基于堆棧的緩沖區溢出

Let’s take a quick overview on Stack Overflow, before we dive deep into the project itself. Stack Overflow is one of the largest QA platform for computer programmers. People posts questions-queries associated with wide range of topics (mostly related to computer programming) and fellow users try to resolve queries in the most helpful manner.

在深入研究項目本身之前，讓我們快速了解一下Stack Overflow 。 堆棧溢出是計算機程序員最大的質量檢查平臺之一。 人們發布與廣泛主題(主要與計算機編程相關)相關的問題查詢，而其他用戶則嘗試以最有用的方式解決問題。

指標：逐步方法 (INDEX : Step by step approach)

Section 1 : Brief overview1. Business problem : Need of search engine.2. 2.1. Dataset
2.2. The process flow
2.3. High level Overview3. Exploratory data analysis and Data pre-processing
-----------------------------------------------------
SECTION 2 : The attack plan
4. Modelling : The tag predictor
4.1. A TAG Predictor model
4.2. TRAIN_TEST_SPLIT
4.3 Time based splitting Modelling
4.4. GRU based Encoder-decoder seq2seq model
4.5. Model embedding
4.6. Word2Vec embedding
4.7. Multi-label target problem5. LDA (Latent Dirichlet allocation) : Topic Modelling6. Okapi BM25 Score : simplest searching technique7. Sentence embedding : BERT8. Sentence embedding : Universal sentence encoder
-----------------------------------------------------SECTION 3 : Productionizing the solution
9. Entire pipeline deployment on a remote server
9.1. A Cloud platform
9.2. Web App using Flask-----------------------------------------------------
SECTION 4 : Results and conclusion
10. Results and conclusion
10.1 Final Results : BERT
10.2. Final Results : USE
10.3. Final Inferences

1. Business problem : Need of search engine.

1.業務問題：需要搜索引擎。

‘StackOverflow’ is sitting on the huge amount of information contributed by the public for the public.
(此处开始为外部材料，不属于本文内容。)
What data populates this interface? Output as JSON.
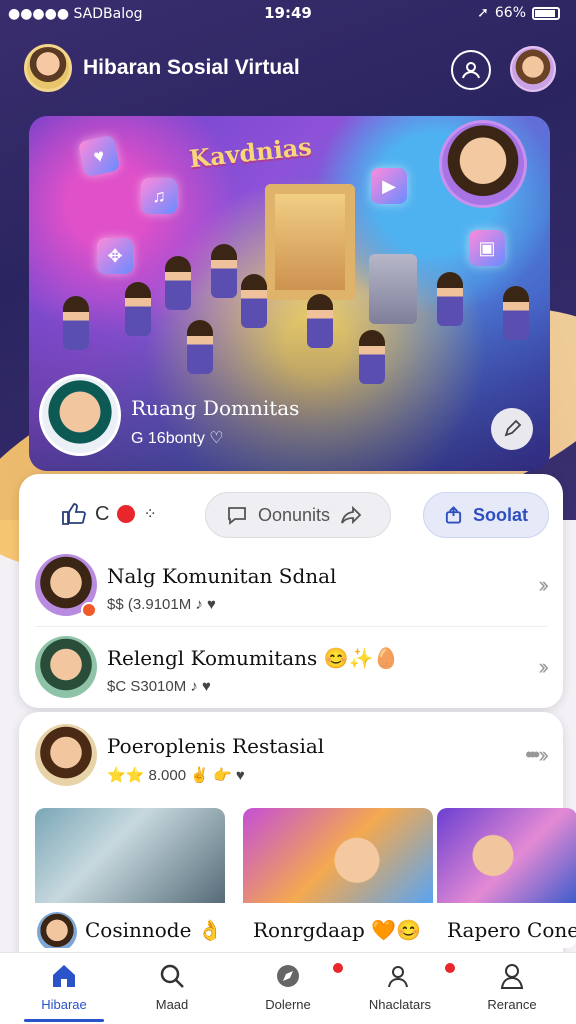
{
  "status_bar": {
    "carrier": "●●●●● SADBalog",
    "time": "19:49",
    "battery": "66%"
  },
  "header": {
    "title": "Hibaran Sosial Virtual"
  },
  "hero": {
    "banner_text": "Kavdnias",
    "user_name": "Ruang Domnitas",
    "user_sub": "G 16bonty ♡"
  },
  "actions": {
    "like_label": "C",
    "like_dots": "⁘",
    "comment_label": "Oonunits",
    "share_label": "Soolat"
  },
  "list": [
    {
      "title": "Nalg Komunitan Sdnal",
      "meta": "$$ (3.9101M ♪ ♥"
    },
    {
      "title": "Relengl Komumitans 😊✨🥚",
      "meta": "$C S3010M ♪ ♥"
    }
  ],
  "feature": {
    "title": "Poeroplenis Restasial",
    "meta": "⭐⭐ 8.000 ✌ 👉 ♥"
  },
  "tiles": [
    {
      "caption": "Cosinnode 👌"
    },
    {
      "caption": "Ronrgdaap 🧡😊"
    },
    {
      "caption": "Rapero Cone"
    }
  ],
  "tabs": [
    {
      "label": "Hibarae"
    },
    {
      "label": "Maad"
    },
    {
      "label": "Dolerne"
    },
    {
      "label": "Nhaclatars"
    },
    {
      "label": "Rerance"
    }
  ],
  "colors": {
    "accent": "#2a52c9",
    "badge": "#e8262b",
    "header_bg": "#2a2560"
  }
}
Nonetheless, large amounts of data also makes it very difficult to retrieve the exact solution one is looking for. Now, It becomes the primary duty of ‘StackOverflow’ (or any such facility provider) to serve the exact solution to which users are querying in the search bar on their website. Otherwise, the worst case scenario could be : even if ‘StackOverflow’ has the exact solution users are looking for, but ‘StackOverflow’ will not be able to serve the solution, just because of the weak search-engine mechanism OR No-searching mechanism. In simple words, out of terribly huge amounts of data, Search engine helps in finding exactly what users are looking for. One can understand the need of a ‘searching mechanism’ by imagining if Google was not there! or no product search bar on Amazon.
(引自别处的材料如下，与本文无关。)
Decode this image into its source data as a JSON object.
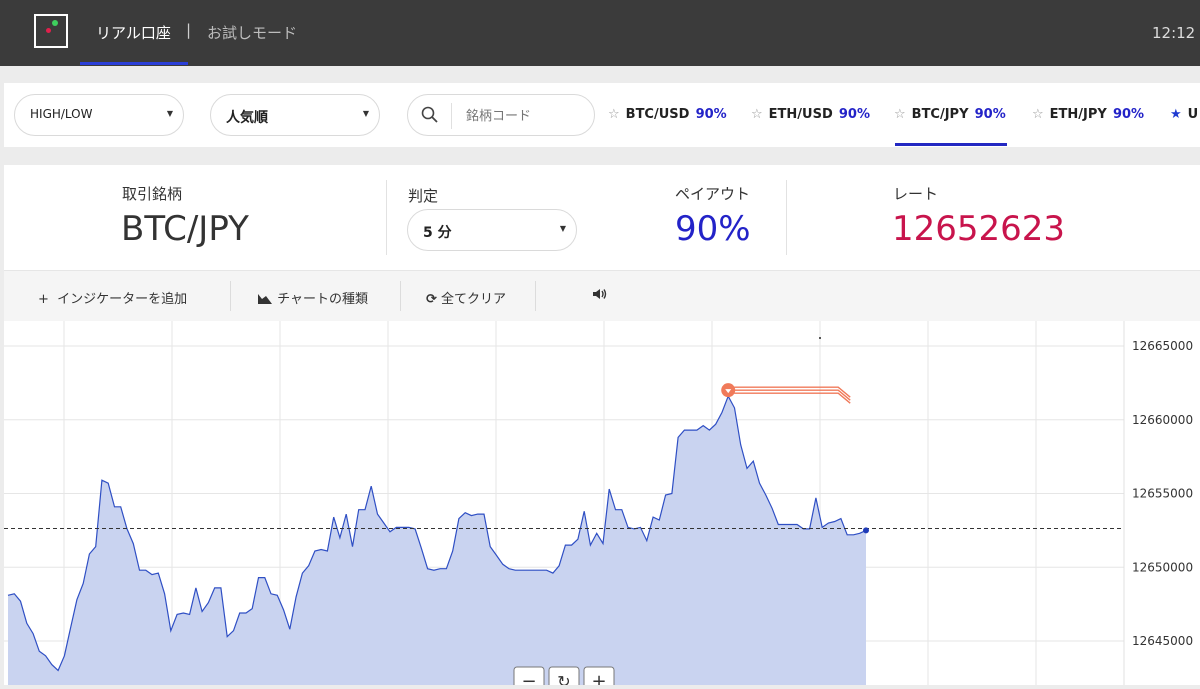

“ StackOverflow”坐擁公眾為公眾提供的大量信息。 盡管如此，大量的數據也使檢索一個正在尋找的確切解決方案變得非常困難。 現在，“ StackOverflow”(或任何此類設施提供商)的主要職責是提供用戶正在其網站搜索欄中查詢的確切解決方案。 否則，最壞的情況可能是：即使'StackOverflow'具有用戶正在尋找的確切解決方案，但是'StackOverflow'也將無法為該解決方案提供服務，這僅僅是因為搜索引擎機制或無搜索機制較弱。 簡而言之，在非常龐大的數據量中，搜索引擎可幫助您準確找到用戶要查找的內容。 可以想象一下Google是否不存在，從而了解“搜索機制”的必要性！ 或亞馬遜上沒有產品搜索欄。

Actual query search results on StackOverflow.comStackOverflow.com上的實際查詢搜索結果

One line problem statement : “To build a ranking mechanism on the basis of ‘StackOverflow’ Questions-Answers data, which results in a set of related Questions for provided search-query”.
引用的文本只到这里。